Blijkens een stuk, overgelegd door de raadsman ter zitting, van de hand van [betrokkene2] van LSP, gaat het om een kruising van een Serval, een African Leopard en een domestic cat. De [fokker] stelt zich op het standpunt dat hij de fokker is en dat het hier gaat om een F1-generatie.
De Serval kat is een beschermde diersoort vermeld op Bijlage B bij de EG Verordering en derhalve is voor de invoer een CITES-vergunning vereist, en, niet staat vast met welke katsoorten en tot in welke generatie er is gefokt waardoor de CITES-vergunningsplicht eventueel zou zijn vervallen.
Gelet op het ontbreken van relevante documentatie daaromtrent, en het feit dat het onderzoek nog in volle gang is, is de rechtbank van oordeel dat het verzoek tot opheffing van het beslag dient te worden afgewezen.
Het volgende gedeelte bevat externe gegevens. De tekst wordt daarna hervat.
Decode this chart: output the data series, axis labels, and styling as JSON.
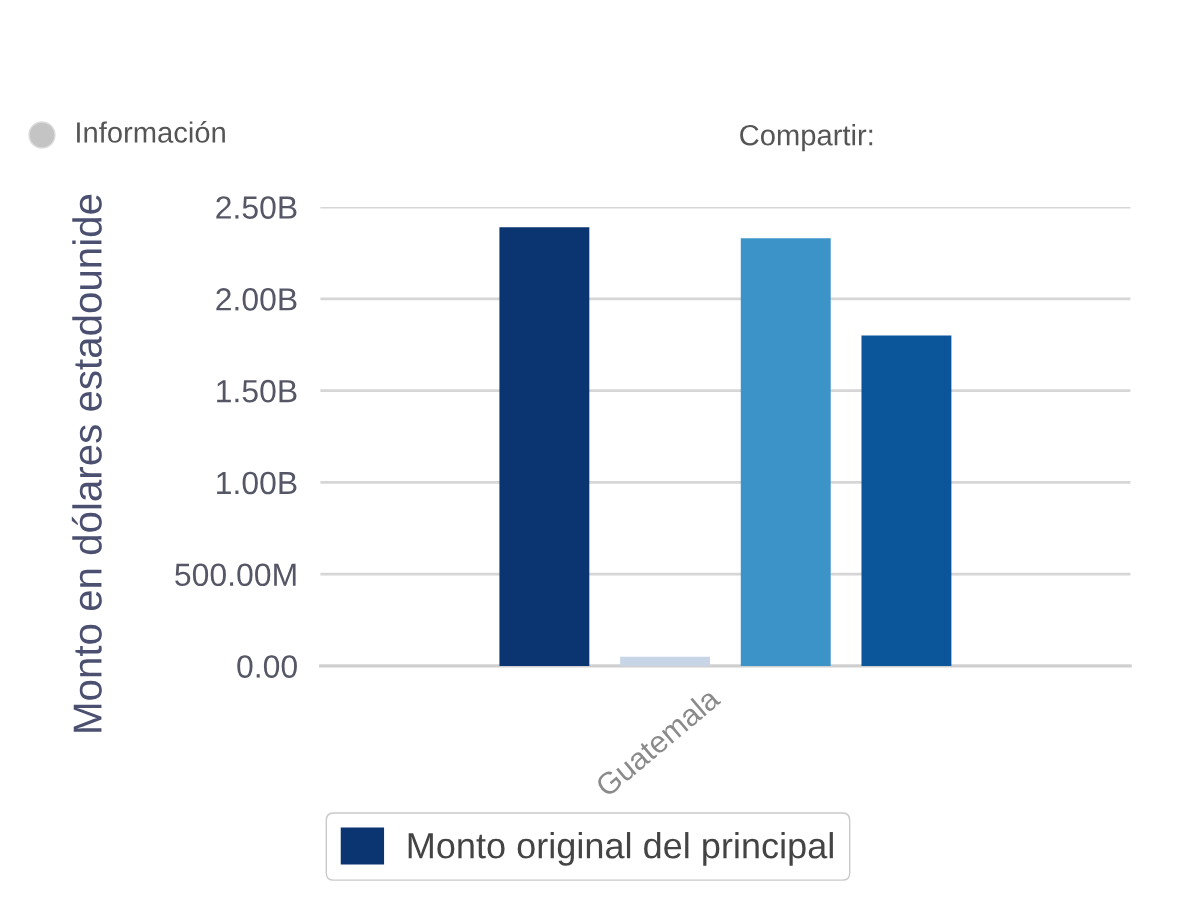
{
  "chart_data": {
    "type": "bar",
    "ylabel": "Monto en dólares estadounide",
    "categories": [
      "Guatemala"
    ],
    "series": [
      {
        "name": "Monto original del principal",
        "color": "#0b3570",
        "values": [
          2390000000
        ]
      },
      {
        "color": "#c8d5e6",
        "values": [
          50000000
        ]
      },
      {
        "color": "#3c93c7",
        "values": [
          2330000000
        ]
      },
      {
        "color": "#0b559b",
        "values": [
          1800000000
        ]
      }
    ],
    "ylim": [
      0,
      2500000000
    ],
    "yticks": [
      {
        "value": 0,
        "label": "0.00"
      },
      {
        "value": 500000000,
        "label": "500.00M"
      },
      {
        "value": 1000000000,
        "label": "1.00B"
      },
      {
        "value": 1500000000,
        "label": "1.50B"
      },
      {
        "value": 2000000000,
        "label": "2.00B"
      },
      {
        "value": 2500000000,
        "label": "2.50B"
      }
    ],
    "grid": "y",
    "legend": "bottom",
    "annotations": [
      "Información",
      "Compartir:"
    ]
  }
}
Ditzelfde geldt voor het verzoek om klager in afwachting van de resultaten van het onderzoek als bewaarder van de kat aan te wijzen, nu gerede twijfel bestaat dat de kat rechtsgeldig Nederland is binnengebracht en bovendien niet ondenkbaar is dat klager de kat aan het zicht van de autoriteiten zal onttrekken om nader onderzoek of maatregelen, die hij niet in het belang van de kat acht, te voorkomen.
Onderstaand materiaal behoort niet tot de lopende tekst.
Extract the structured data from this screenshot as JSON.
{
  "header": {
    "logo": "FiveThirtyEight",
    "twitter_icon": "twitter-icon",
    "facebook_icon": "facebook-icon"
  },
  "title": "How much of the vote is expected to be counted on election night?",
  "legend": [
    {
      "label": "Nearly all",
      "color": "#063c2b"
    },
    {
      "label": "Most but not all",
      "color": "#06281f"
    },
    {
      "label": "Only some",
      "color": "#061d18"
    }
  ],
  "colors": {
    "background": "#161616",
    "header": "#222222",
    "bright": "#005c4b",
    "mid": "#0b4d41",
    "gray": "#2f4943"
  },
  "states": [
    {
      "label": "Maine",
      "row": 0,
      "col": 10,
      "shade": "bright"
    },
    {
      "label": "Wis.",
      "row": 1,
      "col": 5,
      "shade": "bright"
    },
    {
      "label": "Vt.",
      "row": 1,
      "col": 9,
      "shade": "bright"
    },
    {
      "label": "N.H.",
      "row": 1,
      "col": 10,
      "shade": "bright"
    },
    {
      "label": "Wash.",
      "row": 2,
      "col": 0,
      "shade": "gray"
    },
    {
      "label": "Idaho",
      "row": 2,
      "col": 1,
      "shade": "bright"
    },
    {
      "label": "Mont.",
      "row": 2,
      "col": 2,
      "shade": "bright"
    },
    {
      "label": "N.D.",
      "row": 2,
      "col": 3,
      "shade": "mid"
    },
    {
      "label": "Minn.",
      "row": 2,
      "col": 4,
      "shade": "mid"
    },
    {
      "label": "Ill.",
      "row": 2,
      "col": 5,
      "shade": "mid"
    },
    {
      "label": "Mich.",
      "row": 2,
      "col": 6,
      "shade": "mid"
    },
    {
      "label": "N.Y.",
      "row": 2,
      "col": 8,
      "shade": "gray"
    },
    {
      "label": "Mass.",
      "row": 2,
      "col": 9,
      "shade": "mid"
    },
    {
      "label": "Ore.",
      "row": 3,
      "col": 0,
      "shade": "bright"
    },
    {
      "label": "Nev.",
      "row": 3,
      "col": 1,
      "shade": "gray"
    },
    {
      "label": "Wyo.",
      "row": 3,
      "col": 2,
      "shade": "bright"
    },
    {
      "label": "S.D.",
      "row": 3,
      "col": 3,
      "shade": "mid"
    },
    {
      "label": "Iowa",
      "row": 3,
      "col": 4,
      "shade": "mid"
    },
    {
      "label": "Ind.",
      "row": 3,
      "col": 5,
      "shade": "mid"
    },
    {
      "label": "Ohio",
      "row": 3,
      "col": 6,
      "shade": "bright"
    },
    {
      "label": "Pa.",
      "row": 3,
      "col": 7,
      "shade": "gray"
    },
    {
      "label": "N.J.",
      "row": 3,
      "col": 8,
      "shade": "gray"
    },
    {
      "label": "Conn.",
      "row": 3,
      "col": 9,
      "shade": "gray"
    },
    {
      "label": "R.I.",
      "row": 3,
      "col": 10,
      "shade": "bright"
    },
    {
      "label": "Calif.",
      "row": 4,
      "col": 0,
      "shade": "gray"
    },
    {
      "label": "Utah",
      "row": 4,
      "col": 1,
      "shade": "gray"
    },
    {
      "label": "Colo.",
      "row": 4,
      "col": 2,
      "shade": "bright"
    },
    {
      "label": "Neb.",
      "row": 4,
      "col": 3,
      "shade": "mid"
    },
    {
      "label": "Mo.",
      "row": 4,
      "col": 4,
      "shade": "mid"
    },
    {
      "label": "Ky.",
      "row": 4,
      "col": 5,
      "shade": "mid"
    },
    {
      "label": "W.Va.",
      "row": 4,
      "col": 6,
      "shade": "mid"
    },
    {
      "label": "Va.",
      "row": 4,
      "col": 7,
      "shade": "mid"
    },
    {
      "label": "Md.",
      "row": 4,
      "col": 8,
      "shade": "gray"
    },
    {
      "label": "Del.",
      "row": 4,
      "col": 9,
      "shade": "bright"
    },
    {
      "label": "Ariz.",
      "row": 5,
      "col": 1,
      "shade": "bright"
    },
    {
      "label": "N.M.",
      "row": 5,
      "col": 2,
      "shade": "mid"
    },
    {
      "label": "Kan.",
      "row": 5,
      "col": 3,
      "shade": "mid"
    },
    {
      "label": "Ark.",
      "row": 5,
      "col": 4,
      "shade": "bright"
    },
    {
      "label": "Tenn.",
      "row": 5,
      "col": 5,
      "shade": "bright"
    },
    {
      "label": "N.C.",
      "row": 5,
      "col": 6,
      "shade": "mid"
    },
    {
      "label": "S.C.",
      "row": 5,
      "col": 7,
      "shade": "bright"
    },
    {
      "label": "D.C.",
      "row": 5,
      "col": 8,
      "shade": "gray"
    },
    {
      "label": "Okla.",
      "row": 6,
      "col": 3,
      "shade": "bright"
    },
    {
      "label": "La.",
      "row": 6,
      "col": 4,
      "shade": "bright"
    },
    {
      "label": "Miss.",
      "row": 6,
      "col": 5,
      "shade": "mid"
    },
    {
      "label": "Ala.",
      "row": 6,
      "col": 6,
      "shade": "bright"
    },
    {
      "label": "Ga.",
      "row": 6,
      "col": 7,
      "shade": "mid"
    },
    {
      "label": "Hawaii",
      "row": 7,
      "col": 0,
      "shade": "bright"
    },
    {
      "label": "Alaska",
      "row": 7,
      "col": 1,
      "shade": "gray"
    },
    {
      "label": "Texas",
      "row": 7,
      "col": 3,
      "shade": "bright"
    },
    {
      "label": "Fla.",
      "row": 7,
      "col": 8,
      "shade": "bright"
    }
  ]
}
De rechtbank is op grond van de stukken en het verhandelde in raadkamer met de officier van justitie van oordeel, dat het niet hoogst onwaarschijnlijk is dat de rechter, later over de strafzaak oordelend, de kat verbeurd zal verklaren of aan het verkeer zal onttrekken. Het belang van strafvordering verzet zich tegen inwilliging van de verzoeken.
Op grond van het vorenstaande dient derhalve met inachtneming van de betrekkelijke wetsartikelen te worden beslist als volgt.
3. Beslissing
De rechtbank:
verklaart het klaagschrift ongegrond.
4. Samenstelling raadkamer en uitspraakdatum
Deze beschikking is gegeven door
Mr. L.M. de Vries, rechter,
in tegenwoordigheid van mr. L.P. van Os, griffier,
en in het openbaar uitgesproken op 6 maart 2008.